A Novelist on Novels

Part 9

Chapter 94,260 wordsPublic domain

In the same spirit we make merry over his cowardice; the cowardice itself is not comic, indeed it would be painful to see him stand and deliver to Gadshill, if the surrender were not prefaced by the deep grumbles of a man who suspects that Hal and Poins have captured his affections with drugs, who acknowledge that 'eight yards of uneven ground is threescore and ten miles afoot' with him. The burlesque conceals the despicable, and we fail to sneer because we laugh; we forgive his acceptance of insult at the hands of the Chief Justice's servant: it is not well that a knight should allow a servant to tell him that he lies in his throat, but if leave to do so can be given in jest the insult loses its sting. Falstaff is more than a coward, he is the coward-type, for he is (like Pistol) the blustering coward. The mean, cringing coward is unskilled at his trade: the true coward is the fat knight who, no sooner convicted of embellishing his fight with highwaymen, of having forgone his booty rather than defend it, can roar that he fears and will obey no man, and solemnly say: ''Zounds! an' I were at the strappado, or all the racks in the world, I would not tell you upon compulsion.' The attitude is so simple, so impudent, that we laugh, forgive. And we forgive because such an attitude could not be struck with confidence save by a giant.

A giant he is, this comic and transparent man. There is nothing unobtrusive in Falstaff's being; his feelings and his motives are large and unmistakable.

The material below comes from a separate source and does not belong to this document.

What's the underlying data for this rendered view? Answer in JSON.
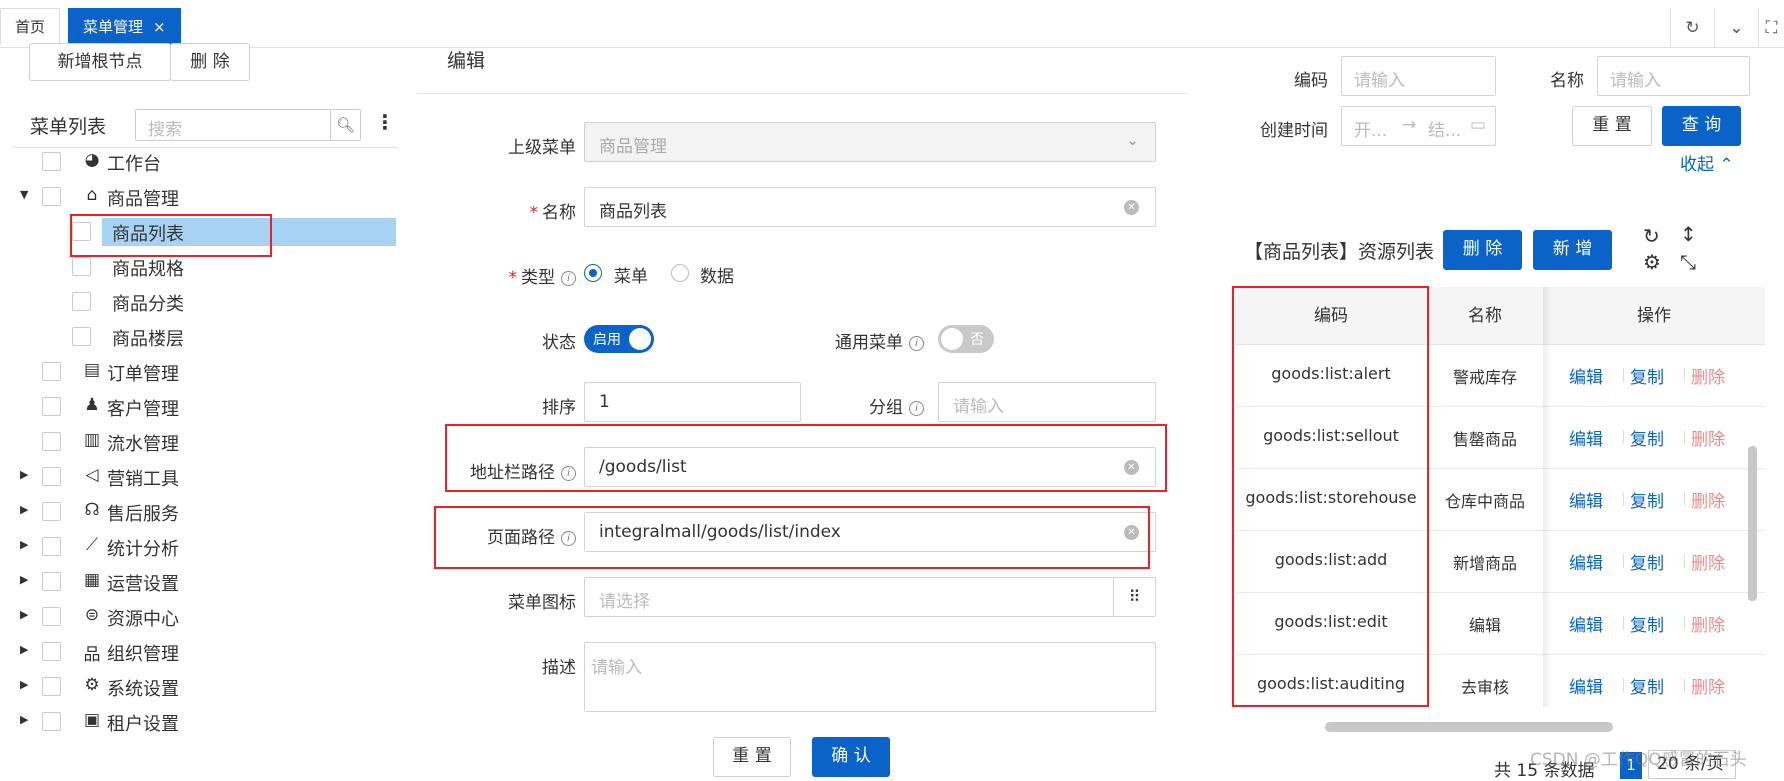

His jolly brutality and mummery of pride are in themselves almost enough to ensure him the crown of Goliath, but add to these the poetry wrapped in his lewdness, the idealistic gallantry which follows hard upon his crudity, add that he is lawless because he is adventurous, add simplicity, bewilderment, and cast over this temperament a web of wistful philosophy: then Falstaff stands forth enormous and alone.

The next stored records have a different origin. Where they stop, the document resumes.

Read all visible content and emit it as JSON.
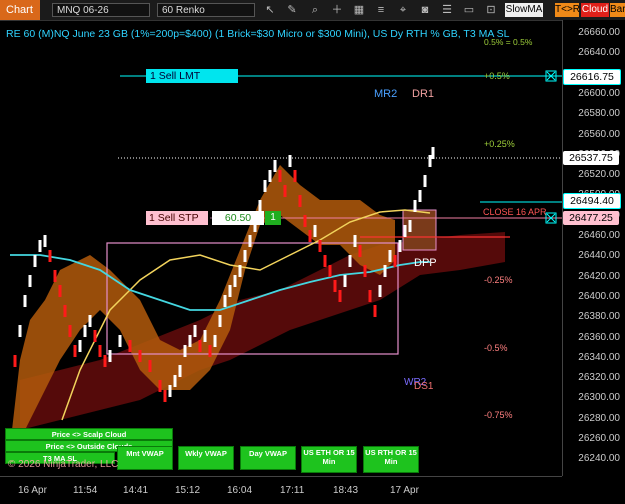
{
  "toolbar": {
    "chart_tab": "Chart",
    "instrument": "MNQ 06-26",
    "timeframe": "60 Renko",
    "indicator": "SlowMA",
    "tr_button": "T<>R",
    "cloud_button": "Cloud",
    "bar_button": "Bar"
  },
  "title": "RE 60 (M)NQ June 23 GB (1%=200p=$400) (1 Brick=$30 Micro or $300 Mini), US Dy RTH % GB, T3 MA SL",
  "overlay_title": "0.5% = 0.5%",
  "orders": {
    "sell_lmt": "1 Sell LMT",
    "sell_stp": "1 Sell STP",
    "stp_value": "60.50",
    "stp_qty": "1",
    "close_label": "CLOSE 16 APR"
  },
  "labels": {
    "mr2": "MR2",
    "dr1": "DR1",
    "dpp": "DPP",
    "wr2": "WR2",
    "ds1": "DS1",
    "pct_p050": "+0.5%",
    "pct_p025": "+0.25%",
    "pct_m025": "-0.25%",
    "pct_m05": "-0.5%",
    "pct_m075": "-0.75%"
  },
  "price_ticks": [
    "26660.00",
    "26640.00",
    "26620.00",
    "26600.00",
    "26580.00",
    "26560.00",
    "26540.00",
    "26520.00",
    "26500.00",
    "26480.00",
    "26460.00",
    "26440.00",
    "26420.00",
    "26400.00",
    "26380.00",
    "26360.00",
    "26340.00",
    "26320.00",
    "26300.00",
    "26280.00",
    "26260.00",
    "26240.00"
  ],
  "price_tags": {
    "sell_lmt": "26616.75",
    "last": "26537.75",
    "bid": "26494.40",
    "stop": "26477.25"
  },
  "time_labels": [
    "16 Apr",
    "11:54",
    "14:41",
    "15:12",
    "16:04",
    "17:11",
    "18:43",
    "17 Apr"
  ],
  "buttons": {
    "price_scalp": "Price <> Scalp Cloud",
    "price_outside": "Price <> Outside Clouds",
    "t3_ma": "T3 MA SL",
    "mnt_vwap": "Mnt VWAP",
    "wkly_vwap": "Wkly VWAP",
    "day_vwap": "Day VWAP",
    "us_eth": "US ETH OR 15 Min",
    "us_rth": "US RTH OR 15 Min"
  },
  "copyright": "© 2026 NinjaTrader, LLC",
  "colors": {
    "accent": "#d9681a",
    "title": "#2fd3ff",
    "up_brick": "#ffffff",
    "down_brick": "#ff1a1a",
    "cloud_orange": "#c0660f",
    "cloud_red": "#8a0f0f",
    "ma_yellow": "#f2d35c",
    "ma_cyan": "#44d6e0",
    "box_pink": "#e58fcb",
    "order_cyan": "#00ffff"
  }
}
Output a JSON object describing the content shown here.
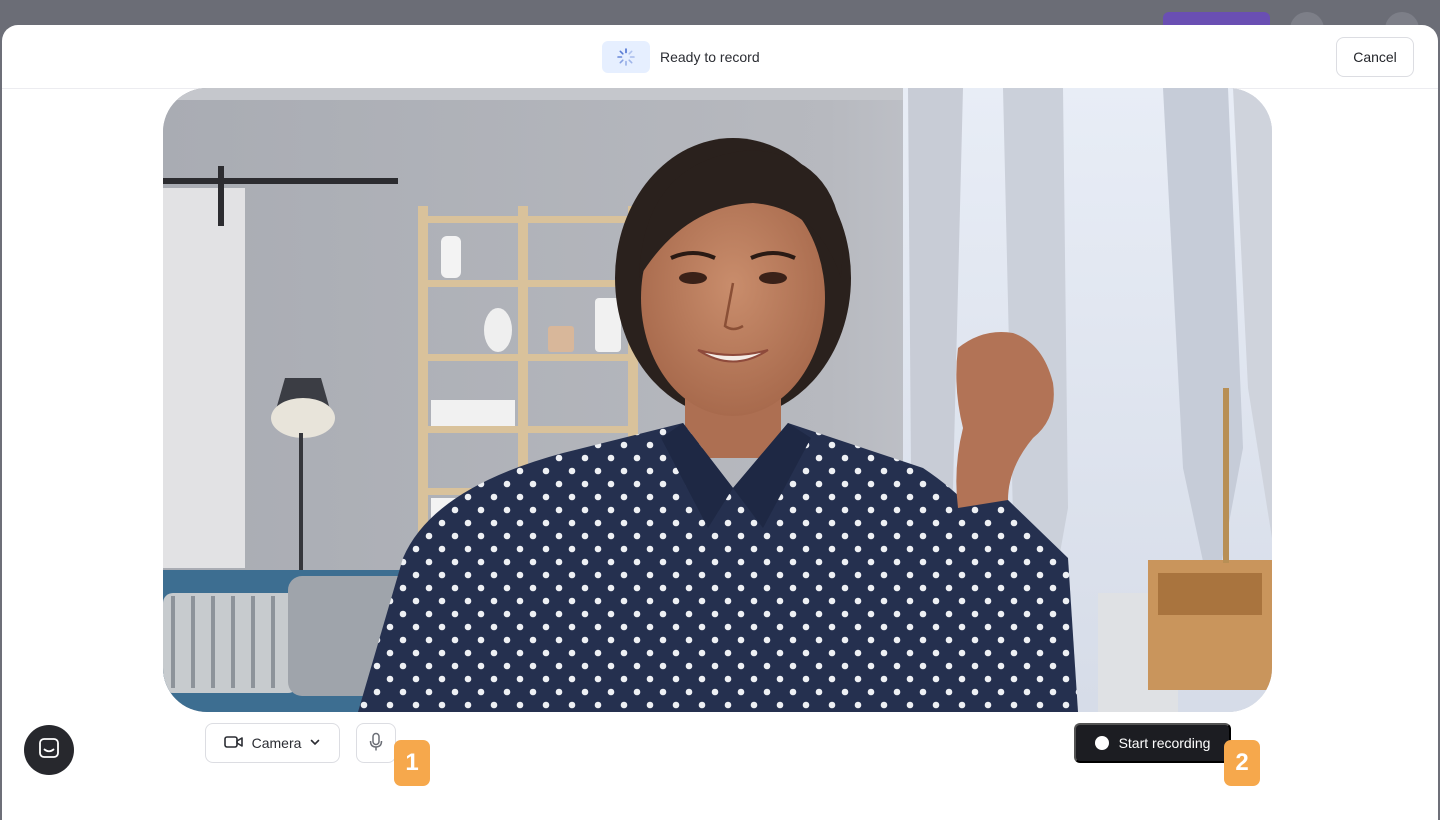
{
  "header": {
    "status_text": "Ready to record",
    "status_icon": "spinner-icon",
    "cancel_label": "Cancel"
  },
  "preview": {
    "content": "camera-feed"
  },
  "controls": {
    "camera_label": "Camera",
    "camera_icon": "video-camera-icon",
    "mic_icon": "microphone-icon",
    "record_label": "Start recording"
  },
  "annotations": {
    "marker_1": "1",
    "marker_2": "2",
    "color": "#f6a84c"
  },
  "colors": {
    "record_button_bg": "#1c1d22",
    "status_pill_bg": "#e6efff",
    "accent_purple": "#6a4fb3"
  }
}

Falstaff is full of gross, but artistic glee; for him life is epic and splendid, and his poetic temperament enables him to discover the beauty that is everywhere. It may be that Henry IV. rightly says: 'riot and dishonour stain the brow of my young Harry,' but it may be also that the young prince is not unfortunate in a companion who can find grace in highwaymen: '... let us not that are squires of the night's body be called thieves of the day's beauty: let us be Diana's foresters, gentlemen of the shade, minions of the moon; and let men say, we be men of good government, being governed as the sea is, by our noble and chaste mistress the moon, under whose countenance we steal.' Falstaff is big with the love of life and ever giving birth to it; he is the spirit of the earth, a djinn released whom none may bottle. Because of this he is lawless; he cannot respect the law, for he can respect no limits; he bursts out from the small restrictions of man as does his mighty paunch from his leather belt. It is hopeless to try to abash him; force even, as embodied in the Chief Justice, does not awe him overmuch, so well does he know that threats will not avail to impair his pleasure. Falstaff in jail would make merry with the jailers, divert them with quips, throw dice and drink endlessly the sack they would offer him for love. He cannot be daunted, feeling too deeply that he holds the ball of the world between his short arms; once only does Falstaff's big, gentle heart contract, when young Hal takes ill his kindly cry: 'God save thee, my sweet boy!' He is assured that he will be sent for in private, and it is in genuine pain rather than fear he cries out: 'My lord, my lord!' when committed to the Fleet.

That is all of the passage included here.